[LLVMdev] [RFC] Add compiler scheduling barriers

Mon Jun 23 17:55:34 PDT 2014

On 06/19/2014 09:35 AM, Yi Kong wrote:
> Hi all,
>
> I'm currently working on implementing ACLE extensions for ARM. There
> are some memory barrier intrinsics, i.e.__dsb and __isb that require
> the compiler not to reorder instructions around their corresponding
> built-in intrinsics(__builtin_arm_dsb, __builtin_arm_isb), including
> non-memory-access instructions.[1] This is currently not possible.
>
> It is sometimes useful to prevent the compiler from reordering
> memory-access instructions as well. The only way to do that in both
> GCC and LLVM is using a in-line assembly hack:
>    asm volatile("" ::: "memory")
>
> I propose adding two compiler scheduling barriers intrinsics to LLVM:
> __schedule_barrier_memory and __schedule_barrier_full. The former only
> prevents memory-access instructions reordering around the instruction
> and the latter stops all. So that __isb, for example, can be
> implemented something like:
>    inline void __isb() {
>      __schedule_barrier_full();
>      __builtin_arm_isb();
>      __schedule_barrier_full();
>    }
Given your examples are in C, I want to ask a clarification question.  
Are you proposing adding such intrinsics to the LLVM IR? Or to some 
runtime library?  If the later, *specifically* which one?
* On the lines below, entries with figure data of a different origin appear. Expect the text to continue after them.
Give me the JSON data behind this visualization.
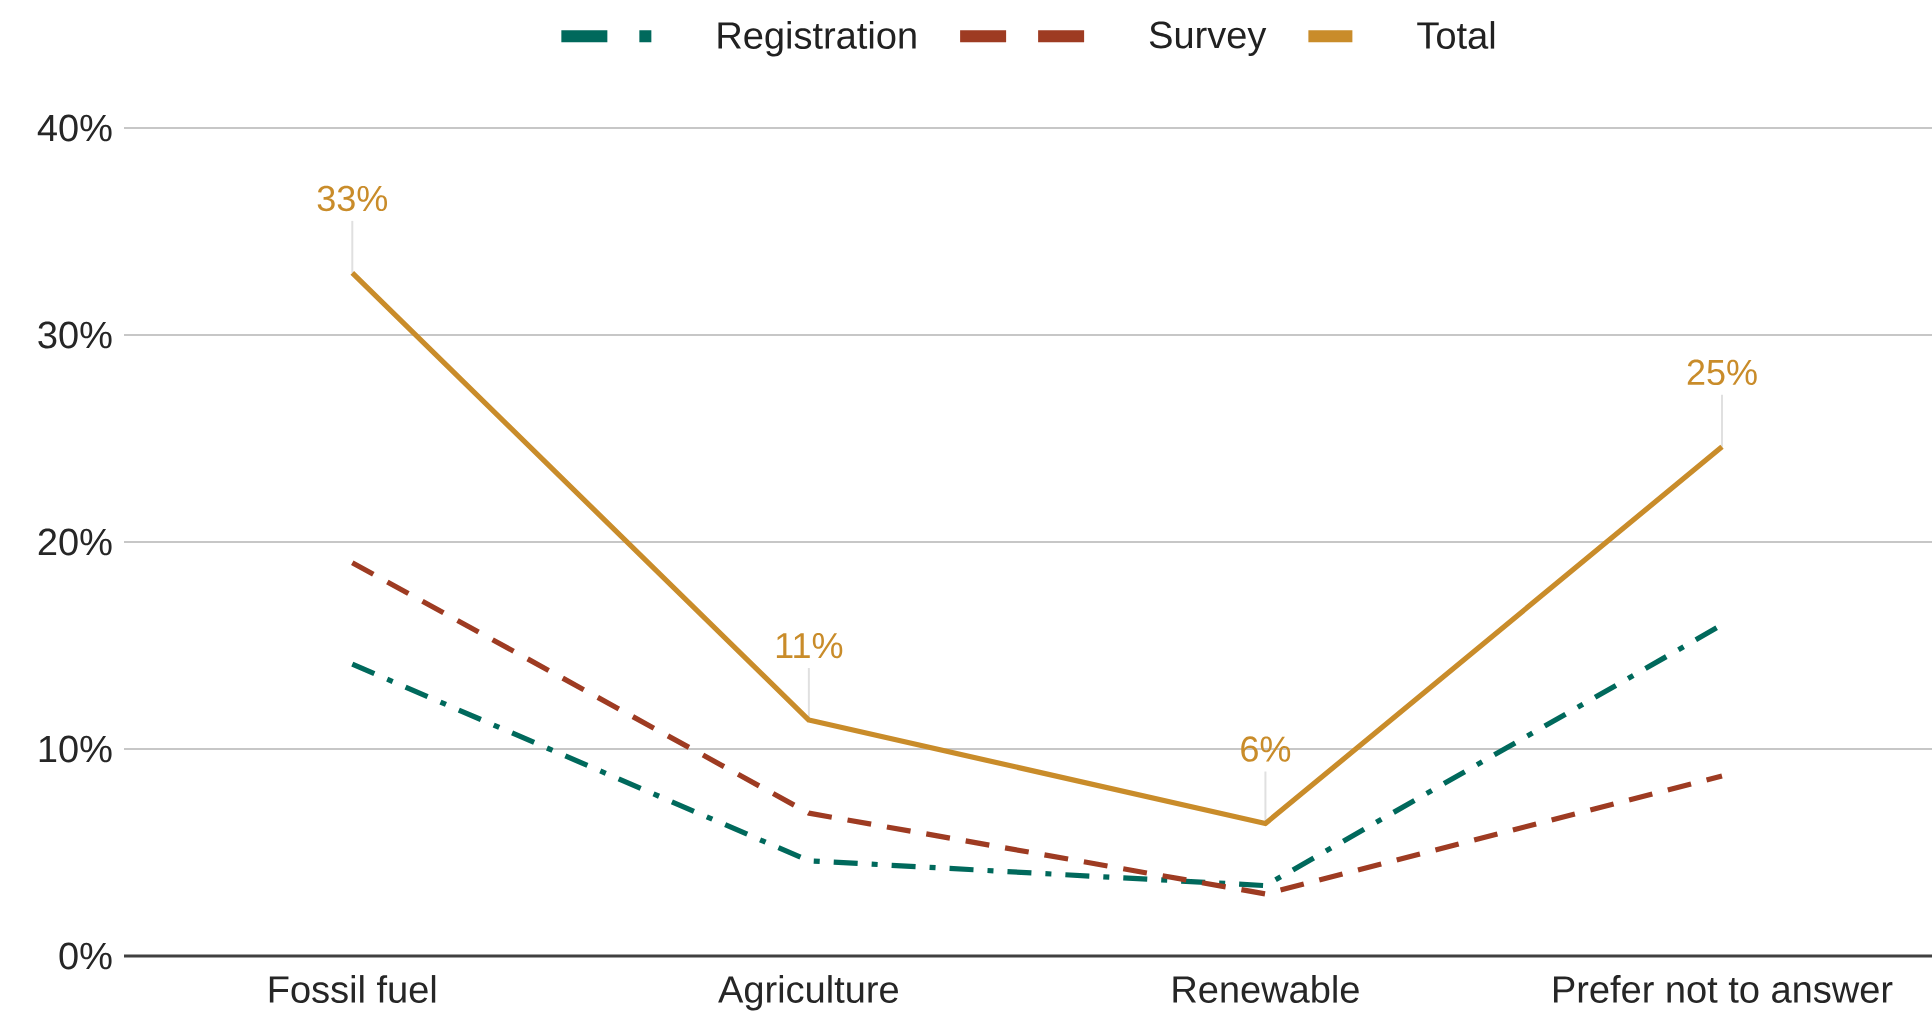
{
  "chart_data": {
    "type": "line",
    "categories": [
      "Fossil fuel",
      "Agriculture",
      "Renewable",
      "Prefer not to answer"
    ],
    "ylim": [
      0,
      40
    ],
    "yticks": [
      {
        "value": 0,
        "label": "0%"
      },
      {
        "value": 10,
        "label": "10%"
      },
      {
        "value": 20,
        "label": "20%"
      },
      {
        "value": 30,
        "label": "30%"
      },
      {
        "value": 40,
        "label": "40%"
      }
    ],
    "grid": "y",
    "legend": "top",
    "series": [
      {
        "name": "Registration",
        "color": "#00695c",
        "line_style": "dashdot",
        "values": [
          14.1,
          4.6,
          3.4,
          16.0
        ]
      },
      {
        "name": "Survey",
        "color": "#9e3b22",
        "line_style": "dashed",
        "values": [
          19.0,
          6.9,
          3.0,
          8.7
        ]
      },
      {
        "name": "Total",
        "color": "#c98c2a",
        "line_style": "solid",
        "values": [
          33,
          11.4,
          6.4,
          24.6
        ],
        "value_labels": [
          "33%",
          "11%",
          "6%",
          "25%"
        ]
      }
    ]
  }
}
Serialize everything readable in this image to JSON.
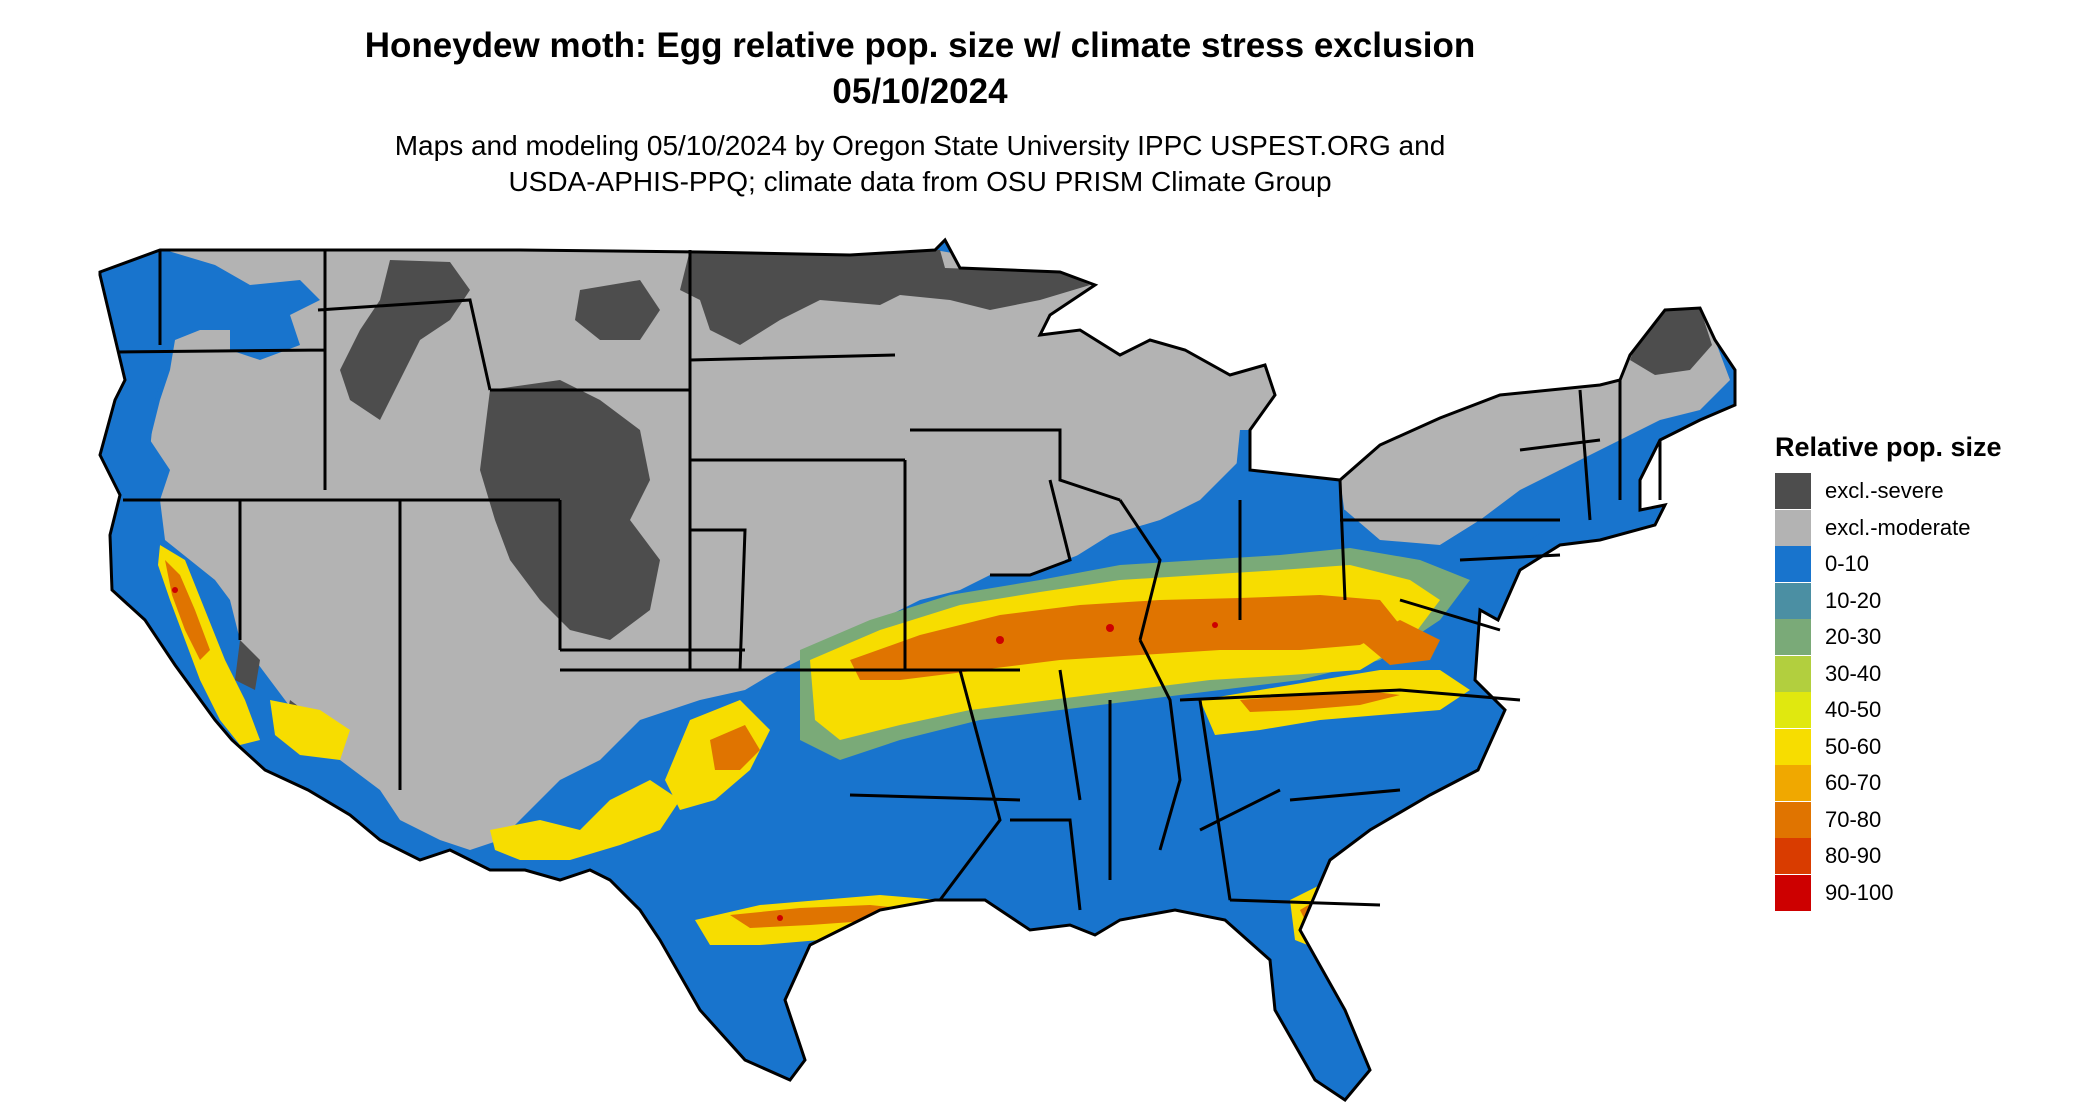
{
  "title_line1": "Honeydew moth: Egg relative pop. size w/ climate stress exclusion",
  "title_line2": "05/10/2024",
  "subtitle_line1": "Maps and modeling 05/10/2024 by Oregon State University IPPC USPEST.ORG and",
  "subtitle_line2": "USDA-APHIS-PPQ; climate data from OSU PRISM Climate Group",
  "legend": {
    "title": "Relative pop. size",
    "items": [
      {
        "label": "excl.-severe",
        "color": "#4d4d4d"
      },
      {
        "label": "excl.-moderate",
        "color": "#b3b3b3"
      },
      {
        "label": "0-10",
        "color": "#1874cd"
      },
      {
        "label": "10-20",
        "color": "#4b8fa3"
      },
      {
        "label": "20-30",
        "color": "#7aaa78"
      },
      {
        "label": "30-40",
        "color": "#b2cf3e"
      },
      {
        "label": "40-50",
        "color": "#e0e80f"
      },
      {
        "label": "50-60",
        "color": "#f7dd00"
      },
      {
        "label": "60-70",
        "color": "#f0a800"
      },
      {
        "label": "70-80",
        "color": "#e07400"
      },
      {
        "label": "80-90",
        "color": "#d93c00"
      },
      {
        "label": "90-100",
        "color": "#cd0000"
      }
    ]
  }
}
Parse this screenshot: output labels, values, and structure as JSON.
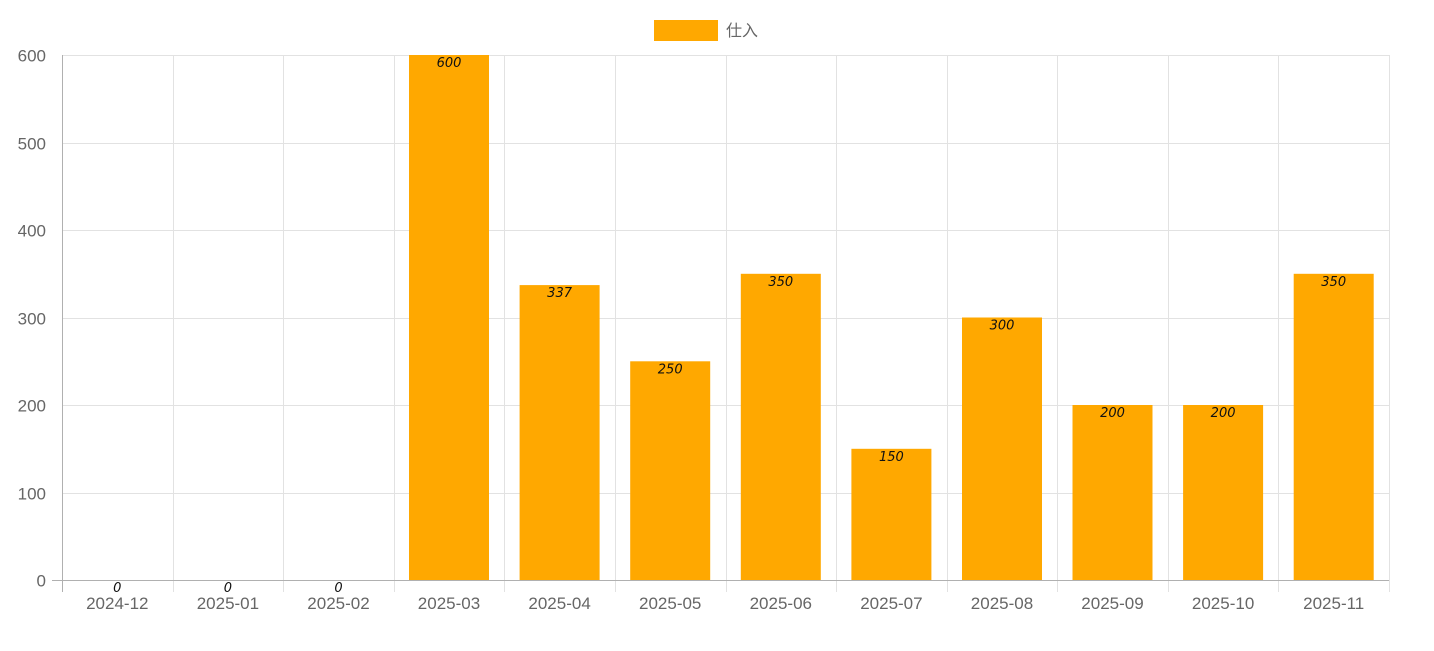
{
  "chart_data": {
    "type": "bar",
    "categories": [
      "2024-12",
      "2025-01",
      "2025-02",
      "2025-03",
      "2025-04",
      "2025-05",
      "2025-06",
      "2025-07",
      "2025-08",
      "2025-09",
      "2025-10",
      "2025-11"
    ],
    "series": [
      {
        "name": "仕入",
        "values": [
          0,
          0,
          0,
          600,
          337,
          250,
          350,
          150,
          300,
          200,
          200,
          350
        ],
        "color": "#FFA800"
      }
    ],
    "ylim": [
      0,
      600
    ],
    "yticks": [
      0,
      100,
      200,
      300,
      400,
      500,
      600
    ],
    "grid": true,
    "legend_position": "top-center",
    "data_labels": true
  }
}
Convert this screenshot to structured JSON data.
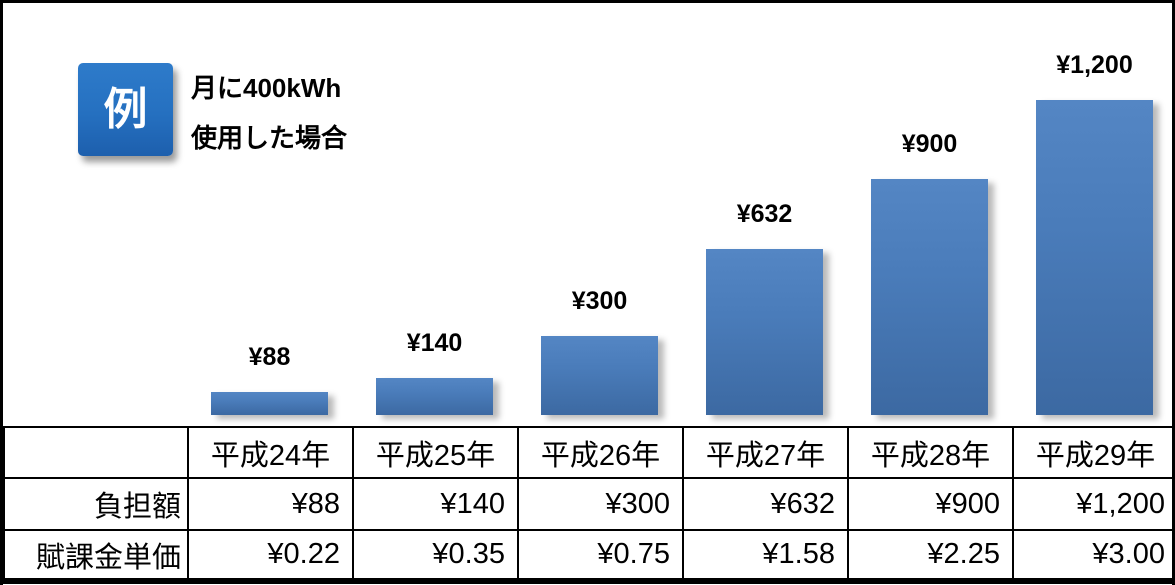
{
  "badge": {
    "label": "例"
  },
  "note": {
    "line1": "月に400kWh",
    "line2": "使用した場合"
  },
  "chart_data": {
    "type": "bar",
    "title": "",
    "categories": [
      "平成24年",
      "平成25年",
      "平成26年",
      "平成27年",
      "平成28年",
      "平成29年"
    ],
    "series": [
      {
        "name": "負担額",
        "values": [
          88,
          140,
          300,
          632,
          900,
          1200
        ]
      },
      {
        "name": "賦課金単価",
        "values": [
          0.22,
          0.35,
          0.75,
          1.58,
          2.25,
          3.0
        ]
      }
    ],
    "bar_series_plotted": "負担額",
    "bar_labels": [
      "¥88",
      "¥140",
      "¥300",
      "¥632",
      "¥900",
      "¥1,200"
    ],
    "xlabel": "",
    "ylabel": "",
    "ylim": [
      0,
      1260
    ],
    "grid": false,
    "legend_position": "none",
    "data_table_shown": true,
    "bar_color_top": "#5486c4",
    "bar_color_bottom": "#3c69a2"
  },
  "table": {
    "corner": "",
    "columns": [
      "平成24年",
      "平成25年",
      "平成26年",
      "平成27年",
      "平成28年",
      "平成29年"
    ],
    "rows": [
      {
        "label": "負担額",
        "values": [
          "¥88",
          "¥140",
          "¥300",
          "¥632",
          "¥900",
          "¥1,200"
        ]
      },
      {
        "label": "賦課金単価",
        "values": [
          "¥0.22",
          "¥0.35",
          "¥0.75",
          "¥1.58",
          "¥2.25",
          "¥3.00"
        ]
      }
    ]
  },
  "colors": {
    "badge_top": "#2e7bca",
    "badge_bottom": "#1d5fad",
    "border": "#000000",
    "background": "#ffffff"
  }
}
Or at the 
MachineInst layer?

I'm going to run under the assumption you're using C pseudo code for 
IR.  If this is not the case, the rest of this will be off base.

I'm not familiar with the exact semantics of an "isb" barrier, but I 
think you should look at the existing fence IR instructions.  These 
restrict memory reorderings in the IR.  Depending on the platform, they 
may imply hardware barriers, but they always imply compiler barriers.

If all you want is a compiler barrier with the existing fence semantics 
w.r.t. reordering, we could consider extending fence with a "compiler 
only" (bikeshed needed!) attribute.

If you're describing a new memory ordering for existing fences, that 
would seem like a reasonable extension.

I'm not familiar with how we currently handle intrinsics for 
architecture specific memory barriers.  Can anyone else comment on 
that?  Is there a way to tag a particular intrinsic function as *also* 
being a full fence?

>
> To implement these intrinsics, I think the best method is to add
> target-independent pseudo-instructions with appropriate
> properties(hasSideEffects for memory barrier and isTerminator for full
> barrier) and a pseudo-instruction elimination pass after the
> scheduling pass.
Why would your barrier need to be a basic block terminator?  That 
doesn't parse for me.  Could you explain?
>
> What do people think of this idea?
I'm honestly unclear on what your problem is and what you're trying to 
propose.  It make take a few rounds of conversation to clarify.

Philip